El Club Deportivo Casasola volvió a ser el escenario de este campeonato que tiene carácter intercomunitario y que ha pulverizado todas las expectativas con la participación de 50 colleras. A las 10:00 horas comenzaron a desfilar por este corredero las primeras bajo un sol que se convirtió de justicia a medida que pasaban las horas. El espacio estaba perfectamente preparado para el público.

El nivel de las colleras fue muy bueno ajustándose rápidamente a lo que exigía el ganado, sobre todo el bravo, para poder obtener la mayor puntuación posible.

Hubo presencia de colleras portuguesas que participaron a través de la federación extremeña pero el número fue igualmente notable de las llegadas desde diferentes puntos de Castilla y León y Andalucía.
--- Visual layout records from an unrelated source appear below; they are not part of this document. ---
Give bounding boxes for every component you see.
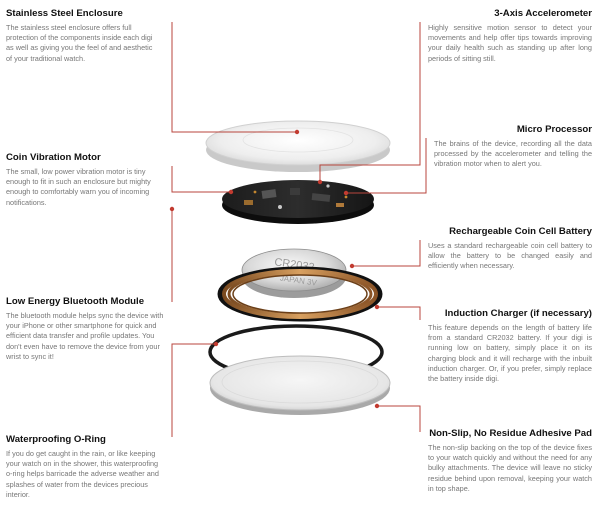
callout-title: Coin Vibration Motor bbox=[6, 152, 101, 163]
callout-body: The non-slip backing on the top of the device fixes to your watch quickly and without the need for any bulky attachments. The device will leave no sticky residue behind upon removal, keeping your watch in top shape. bbox=[428, 443, 592, 493]
enclosure-cap bbox=[206, 121, 390, 172]
callout-body: The brains of the device, recording all the data processed by the accelerometer and telling the vibration motor when to alert you. bbox=[434, 139, 592, 169]
callout-body: The stainless steel enclosure offers full protection of the components inside each digi as well as giving you the feel of and aesthetic of your traditional watch. bbox=[6, 23, 153, 63]
three-axis-accelerometer-callout bbox=[428, 8, 592, 64]
callout-title: Rechargeable Coin Cell Battery bbox=[449, 226, 592, 237]
adhesive-pad bbox=[210, 356, 390, 415]
callout-body: Highly sensitive motion sensor to detect your movements and help offer tips towards improving your daily health such as standing up after long periods of sitting still. bbox=[428, 23, 592, 63]
callout-title: Non-Slip, No Residue Adhesive Pad bbox=[429, 428, 592, 439]
adhesive-pad-callout bbox=[428, 428, 592, 494]
callout-title: Waterproofing O-Ring bbox=[6, 434, 106, 445]
rechargeable-coin-cell-battery-callout bbox=[428, 226, 592, 272]
callout-body: The bluetooth module helps sync the device with your iPhone or other smartphone for quick and efficient data transfer and profile updates. You don't even have to remove the device from your wrist to sync it! bbox=[6, 311, 164, 361]
callout-body: If you do get caught in the rain, or like keeping your watch on in the shower, this waterproofing o-ring helps barricade the adverse weather and splashes of water from the devices precious interior. bbox=[6, 449, 159, 499]
waterproofing-o-ring-callout bbox=[6, 434, 166, 500]
callout-title: Micro Processor bbox=[516, 124, 592, 135]
micro-processor-callout bbox=[434, 124, 592, 170]
battery-brand-label: JAPAN 3V bbox=[279, 273, 318, 288]
callout-title: Stainless Steel Enclosure bbox=[6, 8, 123, 19]
coin-vibration-motor-callout bbox=[6, 152, 164, 208]
callout-body: Uses a standard rechargeable coin cell battery to allow the battery to be changed easily and efficiently when necessary. bbox=[428, 241, 592, 271]
low-energy-bluetooth-module-callout bbox=[6, 296, 166, 362]
callout-title: Induction Charger (if necessary) bbox=[444, 308, 592, 319]
callout-body: This feature depends on the length of battery life from a standard CR2032 battery. If your digi is running low on battery, simply place it on its charging block and it will recharge with the inbuilt induction charger. Or, if you prefer, simply replace the battery inside digi. bbox=[428, 323, 592, 384]
stainless-steel-enclosure-callout bbox=[6, 8, 158, 64]
circuit-board bbox=[222, 180, 374, 224]
callout-title: 3-Axis Accelerometer bbox=[494, 8, 592, 19]
callout-body: The small, low power vibration motor is tiny enough to fit in such an enclosure but mighty enough to comfortably warn you of incoming notifications. bbox=[6, 167, 151, 207]
induction-charger-callout bbox=[428, 308, 592, 384]
battery-model-label: CR2032 bbox=[273, 256, 316, 274]
callout-title: Low Energy Bluetooth Module bbox=[6, 296, 145, 307]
También hubo representación de Castilla-La Mancha.

El evento se extendió hasta bien entrada la tarde debido a ese importante número de participantes.

Tal y como recordó hace tan solo unos días el organizador, Juan Luis Montero, «la gente se va encantada del concurso, de la bella ciudad y de las facilidades que creamos».

La presencia importante de participantes que siempre llegan acompañados de familia o amigos también se traslada cada año al sector hostelero, tal y como se podía comprobar ayer en muchas terrazas de la localidad.

En cuanto al ganado seleccionado para las pruebas, el manso era propiedad de Argentina Ramos y en el caso del bravo se optó por animales de diversas ganaderías que se dividieron en varios lotes.